Established markets generate intense competition during which new and innovative marketing strategies are required and new and existing products are developed.
As a market develops, consumers become more experienced and discerning and look for more benefits from the products they choose. Although some organisations’ products may appear unchanged at this developed stage of a market, the more successful businesses re-work existing brands and continue to develop new ones to meet changing consumer needs. The development of strong brands has always been a feature of the confectionery market.
Background to the confectionery market
Per capita, confectionery consumption in the UK is among the highest in the world, exceeded only by Ireland and Denmark. Chocolate confectionery accounts for around 70of sales value in the UK market, with sales of sweets (sugar confectionery) at around 30 per cent.

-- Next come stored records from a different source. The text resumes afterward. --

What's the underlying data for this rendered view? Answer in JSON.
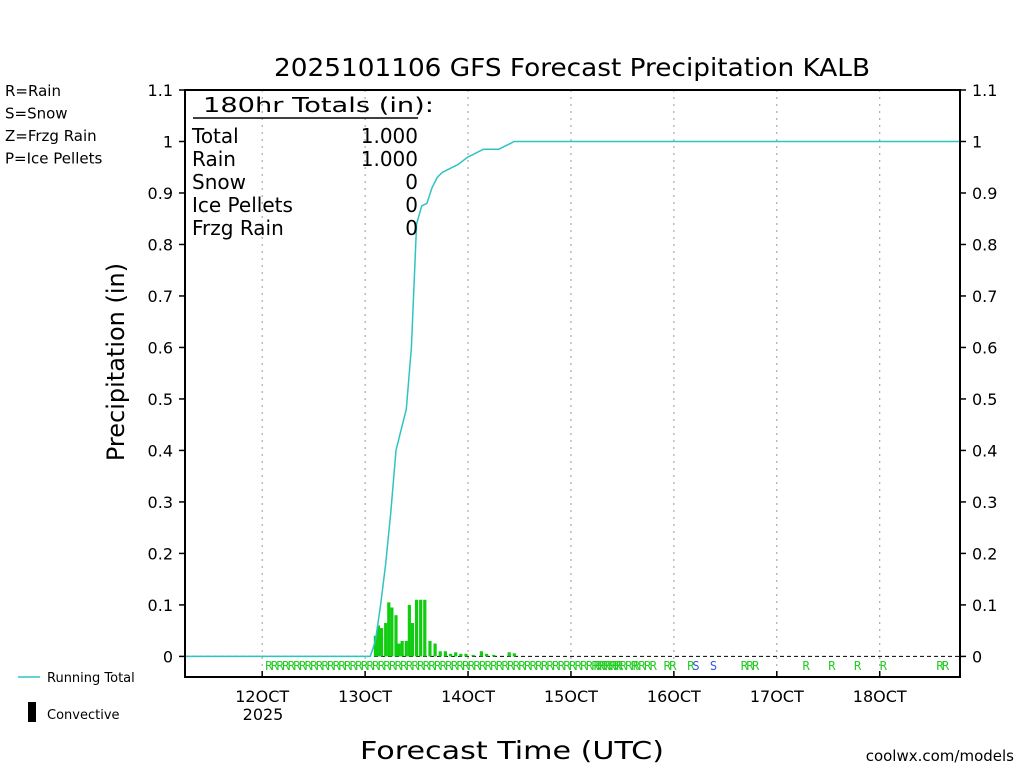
{
  "chart_data": {
    "type": "bar",
    "title": "2025101106 GFS Forecast Precipitation KALB",
    "xlabel": "Forecast Time (UTC)",
    "ylabel": "Precipitation (in)",
    "ylim": [
      -0.04,
      1.1
    ],
    "xlim": [
      112.5,
      187.8
    ],
    "yticks": [
      {
        "v": 0,
        "label": "0"
      },
      {
        "v": 0.1,
        "label": "0.1"
      },
      {
        "v": 0.2,
        "label": "0.2"
      },
      {
        "v": 0.3,
        "label": "0.3"
      },
      {
        "v": 0.4,
        "label": "0.4"
      },
      {
        "v": 0.5,
        "label": "0.5"
      },
      {
        "v": 0.6,
        "label": "0.6"
      },
      {
        "v": 0.7,
        "label": "0.7"
      },
      {
        "v": 0.8,
        "label": "0.8"
      },
      {
        "v": 0.9,
        "label": "0.9"
      },
      {
        "v": 1.0,
        "label": "1"
      },
      {
        "v": 1.1,
        "label": "1.1"
      }
    ],
    "xticks": [
      {
        "v": 120,
        "label": "12OCT"
      },
      {
        "v": 130,
        "label": "13OCT"
      },
      {
        "v": 140,
        "label": "14OCT"
      },
      {
        "v": 150,
        "label": "15OCT"
      },
      {
        "v": 160,
        "label": "16OCT"
      },
      {
        "v": 170,
        "label": "17OCT"
      },
      {
        "v": 180,
        "label": "18OCT"
      }
    ],
    "year_label": "2025",
    "bars": [
      {
        "x": 131.0,
        "v": 0.04
      },
      {
        "x": 131.3,
        "v": 0.06
      },
      {
        "x": 131.6,
        "v": 0.055
      },
      {
        "x": 132.0,
        "v": 0.065
      },
      {
        "x": 132.3,
        "v": 0.105
      },
      {
        "x": 132.6,
        "v": 0.095
      },
      {
        "x": 133.0,
        "v": 0.08
      },
      {
        "x": 133.3,
        "v": 0.025
      },
      {
        "x": 133.6,
        "v": 0.03
      },
      {
        "x": 134.0,
        "v": 0.03
      },
      {
        "x": 134.3,
        "v": 0.1
      },
      {
        "x": 134.6,
        "v": 0.065
      },
      {
        "x": 135.0,
        "v": 0.11
      },
      {
        "x": 135.4,
        "v": 0.11
      },
      {
        "x": 135.8,
        "v": 0.11
      },
      {
        "x": 136.3,
        "v": 0.03
      },
      {
        "x": 136.8,
        "v": 0.025
      },
      {
        "x": 137.3,
        "v": 0.01
      },
      {
        "x": 137.8,
        "v": 0.01
      },
      {
        "x": 138.3,
        "v": 0.005
      },
      {
        "x": 138.8,
        "v": 0.008
      },
      {
        "x": 139.3,
        "v": 0.005
      },
      {
        "x": 139.8,
        "v": 0.005
      },
      {
        "x": 140.5,
        "v": 0.003
      },
      {
        "x": 141.3,
        "v": 0.01
      },
      {
        "x": 141.8,
        "v": 0.005
      },
      {
        "x": 142.5,
        "v": 0.003
      },
      {
        "x": 144.0,
        "v": 0.008
      },
      {
        "x": 144.5,
        "v": 0.006
      }
    ],
    "series": [
      {
        "name": "Running Total",
        "color": "#2ec4c4",
        "x": [
          112.5,
          130.5,
          131.0,
          131.5,
          132.0,
          132.5,
          133.0,
          133.5,
          134.0,
          134.5,
          135.0,
          135.5,
          136.0,
          136.5,
          137.0,
          137.5,
          138.0,
          138.5,
          139.0,
          140.0,
          140.5,
          141.0,
          141.5,
          142.0,
          143.0,
          143.5,
          144.0,
          144.5,
          145.0,
          150,
          160,
          170,
          180,
          187.8
        ],
        "y": [
          0,
          0,
          0.03,
          0.1,
          0.18,
          0.28,
          0.4,
          0.44,
          0.48,
          0.6,
          0.84,
          0.875,
          0.88,
          0.91,
          0.93,
          0.94,
          0.945,
          0.95,
          0.955,
          0.97,
          0.975,
          0.98,
          0.985,
          0.985,
          0.985,
          0.99,
          0.995,
          1.0,
          1.0,
          1.0,
          1.0,
          1.0,
          1.0,
          1.0
        ]
      }
    ],
    "ptype_markers": [
      {
        "x": 120.3,
        "label": "RRRRRRRRRRRRRRRRRRRRRRRRRRRRRRRRRRRRRRRRRRRRRRRRRRRRRRRRRRRRRRRRRR",
        "color": "#22cc22"
      },
      {
        "x": 152.2,
        "label": "RRRRR",
        "color": "#22cc22"
      },
      {
        "x": 156.0,
        "label": "RRRR",
        "color": "#22cc22"
      },
      {
        "x": 159.0,
        "label": "RR",
        "color": "#22cc22"
      },
      {
        "x": 161.3,
        "label": "R",
        "color": "#22cc22"
      },
      {
        "x": 161.8,
        "label": "S",
        "color": "#3355ee"
      },
      {
        "x": 163.5,
        "label": "S",
        "color": "#3355ee"
      },
      {
        "x": 166.5,
        "label": "RRR",
        "color": "#22cc22"
      },
      {
        "x": 172.5,
        "label": "R",
        "color": "#22cc22"
      },
      {
        "x": 175.0,
        "label": "R",
        "color": "#22cc22"
      },
      {
        "x": 177.5,
        "label": "R",
        "color": "#22cc22"
      },
      {
        "x": 180.0,
        "label": "R",
        "color": "#22cc22"
      },
      {
        "x": 185.5,
        "label": "RR",
        "color": "#22cc22"
      }
    ],
    "totals": {
      "header": "180hr Totals (in):",
      "rows": [
        {
          "name": "Total",
          "value": "1.000"
        },
        {
          "name": "Rain",
          "value": "1.000"
        },
        {
          "name": "Snow",
          "value": "0"
        },
        {
          "name": "Ice Pellets",
          "value": "0"
        },
        {
          "name": "Frzg Rain",
          "value": "0"
        }
      ]
    },
    "ptype_legend": [
      {
        "label": "R=Rain",
        "color": "#22cc22"
      },
      {
        "label": "S=Snow",
        "color": "#3355ee"
      },
      {
        "label": "Z=Frzg Rain",
        "color": "#ee8833"
      },
      {
        "label": "P=Ice Pellets",
        "color": "#ee2288"
      }
    ],
    "legend": {
      "running_total": "Running Total",
      "convective": "Convective"
    },
    "colors": {
      "bar": "#11cc11",
      "line": "#2ec4c4",
      "grid": "#999999"
    },
    "source": "coolwx.com/models",
    "source_color": "#cc2222"
  }
}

Historically, the chocolate confectionery market has been characterised by the dominance of a number of well established brands, such as Cadbury’s Dairy Milk, Mars Bar and Kit Kat. Although some brands enjoy a rich heritage, the key need in a busy and developed market sector is innovation, not just of existing brands but also in the development of completely new brands.
Brand-led innovation is a vital component in the growth of this market as it enables organisations to build a competitive advantage. Over recent years, competitors in the chocolate market have made significant investments in new product development. Indeed, over 15 per cent of volume sales in the last ten years have been generated by new products. For Cadbury, this figure is even higher, at 20 per cent with new brand launches such as Wispa Gold and Time Out.
This case study focuses on the launch of Cadbury’s Fuse. In the face of strong competition from well-known brands in an already busy market sector, the launch of Fuse represented a significant investment in a new brand.